At the beginning of last year when I heard the term “feminist” I only knew of the pigeonhole the movement had been forced into: bra-burners and men-haters. Through media, jokes, criticism, and misunderstandings, feminism has been construed into a patriarchy-smashing monster. I later discovered the full breadth of feminism, beyond the stereotypes. When people tell me that feminism is simply about sexism, I eagerly engage in conversation. I want to share that feminism encompasses so much more than gender inequality— it is about everyone’s equality.
According to Kwok Pui-Lan, women make up half of all oppressed groups. Thus, the battle for gender equality is inseparable from issues of race, ethnicity, class, sexual orientation, and all other facets of human identity that lead to oppression. I also believe that coming to this understanding can lead to greater change in society.
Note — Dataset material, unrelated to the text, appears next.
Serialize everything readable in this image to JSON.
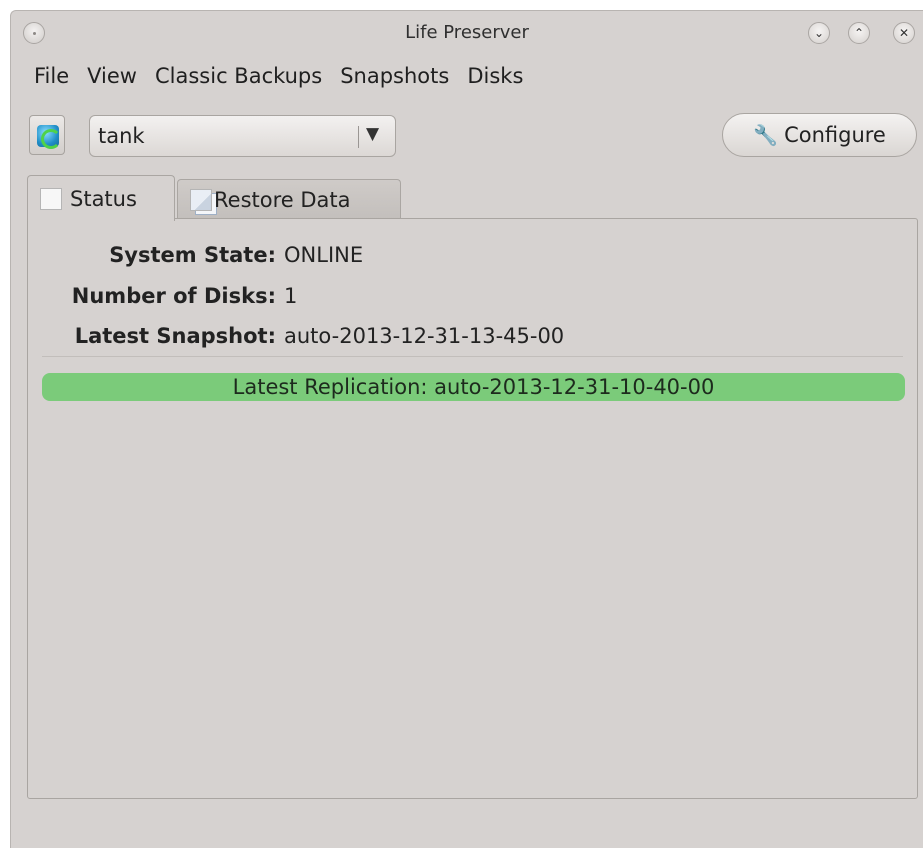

It is from all these aspects of human identity that people can find a commonality to build upon.
As the womanist theologian M. Shawn Copeland stated, “not difference, but indifference, ignorance, egoism, and selfishness are obstacles to solidarity”. The only way to overcome these obstacles is to engage in dialogue. This is my hope for my articles in Fempowerment—sparking conversation and causing people to think twice about established institutions and social systems. However, these conversations have to be had with the right people. It is of the utmost importance that dialogue is initiated between oppressors and the oppressed. And not just between men and women, but between white women and women of color.
Feminism is about analyzing in depth everything in society that we perceive as natural or normal. For these normalizations are our oppressions. So yes, I call myself a person who believes in full equality, who dreams of oppression’s absence, and who wants all individuals to flourish—I am a feminist.